L’Islam, en tant que religion céleste, et, constituant l’achèvement de l’ère de la révélation, se fixe pour tâche de transmettre un message universel, complet et éternel. Tout l’enseignement qu’il prodigue est axé sur l’homme. Son seul objet, c’est la régulation de trois types de rapports, tous liés à l’homme, mais se situant à des niveaux différents quant à leur manifestation. En effet,ces rapports sont d’une importance majeure,étant donné qu’ils forment la toile de fond sur laquelle se détachent tous nos faits et actes, faits et actes dont l’objet peut être l’individu lui-même,son prochain ou Dieu le Tout-Puissant. En d’autres termes plus simples, il s’agit d’envisager les rapports de l’homme avec lui-même, de l’homme avec l’homme et de l’homme avec Dieu. C’est de la maîtrise de ces relations, de leur normalisation, que dépend notre bonheur. Dieu a dit : « Nous n’avons rien négligé dans le livre »
Or, quand on fouille dans la vie de l’homme, quand on analyse ses comportements, qu’on décortique ses aspirations, on se confronte inéluctablement à une seule et unique réalité, voire une évidence : l’aboutissement escompté de tous les efforts fournis, c’est le bonheur. Cette notion magique, qui a animé -et anime encore- beaucoup de polémiques, et qui a fait couler beaucoup d’encre, personne n’est encore en mesure d’en percer les secrets, en recourant aux seules données empiriques ou cognitives. « Vous ne détenez que trop peu de choses du savoir » nous apprend Dieu glorifié soit son nom.

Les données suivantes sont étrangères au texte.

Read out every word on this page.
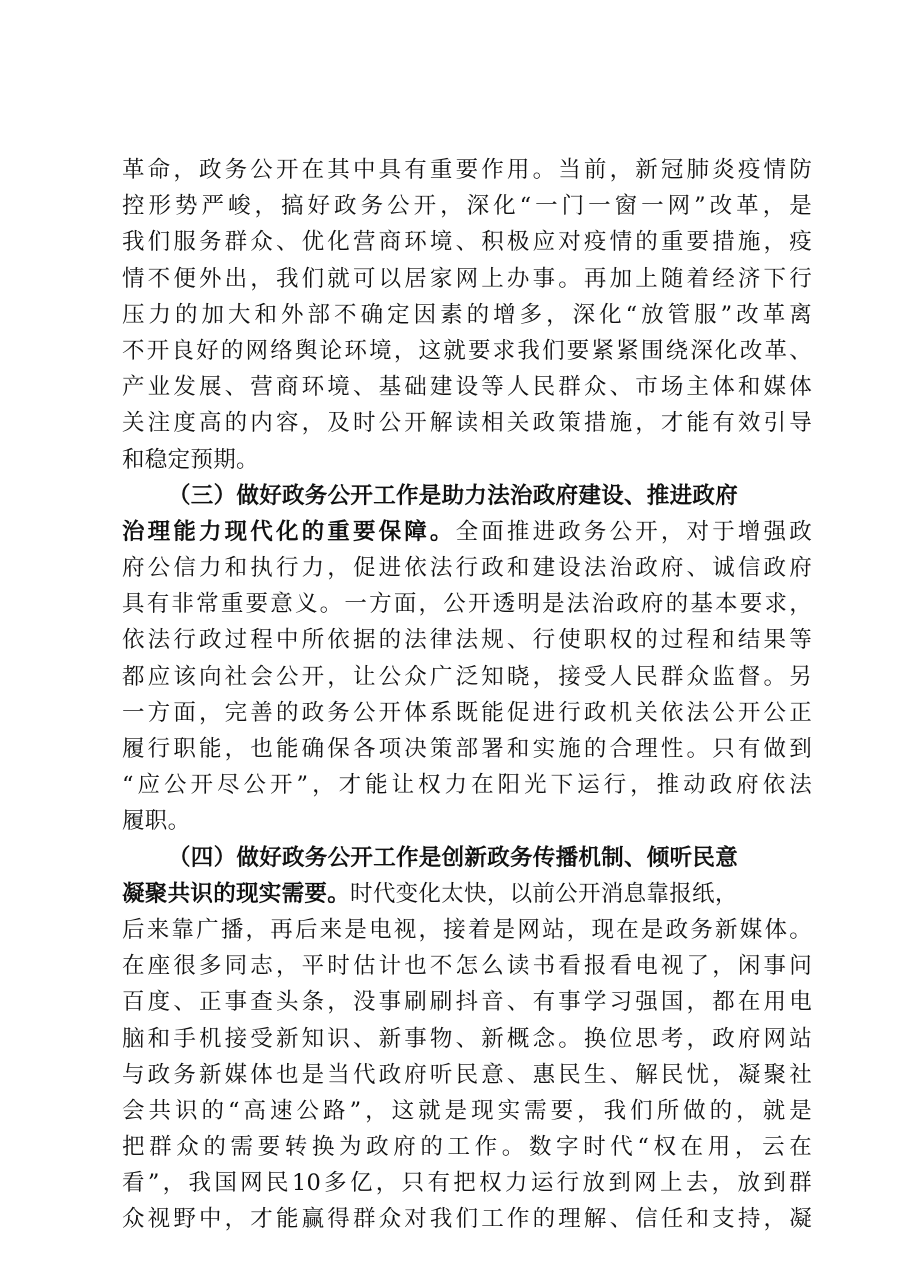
革命，政务公开在其中具有重要作用。当前，新冠肺炎疫情防
控形势严峻，搞好政务公开，深化“一门一窗一网”改革，是
我们服务群众、优化营商环境、积极应对疫情的重要措施，疫
情不便外出，我们就可以居家网上办事。再加上随着经济下行
压力的加大和外部不确定因素的增多，深化“放管服”改革离
不开良好的网络舆论环境，这就要求我们要紧紧围绕深化改革、
产业发展、营商环境、基础建设等人民群众、市场主体和媒体
关注度高的内容，及时公开解读相关政策措施，才能有效引导
和稳定预期。
（三）做好政务公开工作是助力法治政府建设、推进政府
治理能力现代化的重要保障。全面推进政务公开，对于增强政
府公信力和执行力，促进依法行政和建设法治政府、诚信政府
具有非常重要意义。一方面，公开透明是法治政府的基本要求，
依法行政过程中所依据的法律法规、行使职权的过程和结果等
都应该向社会公开，让公众广泛知晓，接受人民群众监督。另
一方面，完善的政务公开体系既能促进行政机关依法公开公正
履行职能，也能确保各项决策部署和实施的合理性。只有做到
“应公开尽公开”，才能让权力在阳光下运行，推动政府依法
履职。
（四）做好政务公开工作是创新政务传播机制、倾听民意
凝聚共识的现实需要。时代变化太快，以前公开消息靠报纸，
后来靠广播，再后来是电视，接着是网站，现在是政务新媒体。
在座很多同志，平时估计也不怎么读书看报看电视了，闲事问
百度、正事查头条，没事刷刷抖音、有事学习强国，都在用电
脑和手机接受新知识、新事物、新概念。换位思考，政府网站
与政务新媒体也是当代政府听民意、惠民生、解民忧，凝聚社
会共识的“高速公路”，这就是现实需要，我们所做的，就是
把群众的需要转换为政府的工作。数字时代“权在用，云在
看”，我国网民10多亿，只有把权力运行放到网上去，放到群
众视野中，才能赢得群众对我们工作的理解、信任和支持，凝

Beaucoup de penseurs, hommes de lettres ou philosophes, ont longtemps rejeté la dimension spirituelle. L’adhésion de certains d’entre eux au courant matérialiste, qui a revêtu une panoplie de couleurs, les a conduits non seulement à désavouer l’existence de Dieu, mais, pire encore, à proférer des blasphèmes, des imprécations, à dénigrer la foi et à tourner en dérision les croyants.
D’autres encore, bénéficiant d’une renommée mondiale, ont consacré leur carrière, une longue carrière d’une cinquantaine d’années, à débiner le Tout-Puissant, à induire en erreur une bonne partie de la population mondiale. Leur thèse nihiliste utilise, pour se propager toute forme artistique à même de duper les gens et de les faire douter de tout, y compris d’eux-mêmes. Ecriture romanesque, théâtrale, arts plastiques, tout contribue à déraciner les hommes, à les jeter dans le néant. Et pourtant, chose paradoxale, nombreux de ces intellectuels réputés et de ces artistes de talent se sont rétractés à l’âge de la retraite ou sur leur lit de mort ! N’est-ce pas malheureux ? N’est-ce pas regrettable ? Passer toute une vie à se battre et à combattre pour un soi-disant idéal, y mettre du sien, y sacrifier tout, puis, un beau jour, se réveiller avec la conscience bouleversée, embrouillée, meurtrie et déboussolée. Se rendre compte,après tant d’années de labour et d’endurance,que la vie qu’on menait jusque-là n’était qu’un mensonge,que l’idéal qu’on défendait n’était qu’un fantôme,se rendre compte de tout cela , est une réalité amère, d’autant plus que le mal qu’on incarnait, on le semait à tout vent.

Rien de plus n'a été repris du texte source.